The initialize_distributed_training() function sets up PyTorch’s distributed training infrastructure automatically. It configures the NCCL backend, assigns GPUs to processes, and synchronizes all workers.

Function Signature

def initialize_distributed_training() -> None

Basic Usage

Call this function at the start of your training script, before creating models or loading data:
import sf_tensor as sft

if __name__ == "__main__":
    # Initialize distributed training
    sft.initialize_distributed_training()

    # Rest of your training code...

How It Works

The initialization process follows these steps (you don’t need to worry about these when using the function):
  1. Load Cluster Configuration: Reads cluster specifications from environment variables
  2. Check GPU Count: Skips initialization if running on a single GPU (no distribution needed)
  3. Initialize Process Group: Sets up NCCL backend for GPU communication
  4. Assign Devices: Binds each process to its designated GPU using LOCAL_RANK
  5. Synchronize: Creates a barrier to ensure all processes are ready

Complete Example

import os
import torch
import torch.nn as nn
import sf_tensor as sft

if __name__ == "__main__":
    # Get local rank for this process
    local_rank = int(os.environ.get("LOCAL_RANK", 0))
    torch.cuda.set_device(local_rank)

    # Initialize distributed training
    sft.initialize_distributed_training()

    # Get device for this process
    device = sft.get_device()

    # Create model
    model = nn.Sequential(
        nn.Linear(784, 256),
        nn.ReLU(),
        nn.Linear(256, 10)
    ).to(device)

    # Log initialization (only prints on rank 0)
    sft.log(f"Initialized on {torch.cuda.device_count()} GPUs")
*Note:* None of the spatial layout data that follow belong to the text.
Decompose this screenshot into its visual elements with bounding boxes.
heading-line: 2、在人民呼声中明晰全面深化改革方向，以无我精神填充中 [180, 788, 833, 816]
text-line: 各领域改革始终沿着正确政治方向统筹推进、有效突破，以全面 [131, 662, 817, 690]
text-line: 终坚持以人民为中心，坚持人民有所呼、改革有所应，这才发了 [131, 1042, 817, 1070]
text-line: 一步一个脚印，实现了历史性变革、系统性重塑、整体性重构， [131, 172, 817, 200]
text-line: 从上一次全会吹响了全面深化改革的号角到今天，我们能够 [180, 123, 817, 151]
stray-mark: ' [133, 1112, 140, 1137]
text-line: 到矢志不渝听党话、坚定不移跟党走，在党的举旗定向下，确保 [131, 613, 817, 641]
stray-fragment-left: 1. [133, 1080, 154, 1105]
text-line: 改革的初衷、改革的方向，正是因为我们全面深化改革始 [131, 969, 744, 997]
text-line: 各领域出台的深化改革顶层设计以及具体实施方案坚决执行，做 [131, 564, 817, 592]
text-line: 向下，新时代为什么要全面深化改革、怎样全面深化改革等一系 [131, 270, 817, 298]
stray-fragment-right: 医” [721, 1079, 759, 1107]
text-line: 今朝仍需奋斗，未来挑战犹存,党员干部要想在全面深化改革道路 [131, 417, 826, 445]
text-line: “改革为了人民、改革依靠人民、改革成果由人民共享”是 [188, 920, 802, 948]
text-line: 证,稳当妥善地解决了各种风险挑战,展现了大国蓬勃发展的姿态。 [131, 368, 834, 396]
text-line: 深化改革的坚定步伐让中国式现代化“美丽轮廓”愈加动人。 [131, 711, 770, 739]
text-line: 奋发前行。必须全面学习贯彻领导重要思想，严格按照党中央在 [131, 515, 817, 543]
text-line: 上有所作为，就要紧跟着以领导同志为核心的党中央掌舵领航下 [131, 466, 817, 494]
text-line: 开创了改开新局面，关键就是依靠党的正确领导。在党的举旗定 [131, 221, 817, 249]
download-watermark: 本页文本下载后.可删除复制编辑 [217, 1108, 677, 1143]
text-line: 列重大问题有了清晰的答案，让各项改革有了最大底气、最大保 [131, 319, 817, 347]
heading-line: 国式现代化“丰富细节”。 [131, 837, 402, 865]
    # Your training loop here...

Checking Initialization Status

You can check if distributed training was initialized using PyTorch’s built-in function:
import torch.distributed as dist

if dist.is_initialized():
    print(f"Running on rank {dist.get_rank()} of {dist.get_world_size()}")
else:
    print("Running in single-GPU mode")

Best Practices

Call initialize_distributed_training() as early as possible in your script, before creating models or loading data. This ensures proper GPU assignment.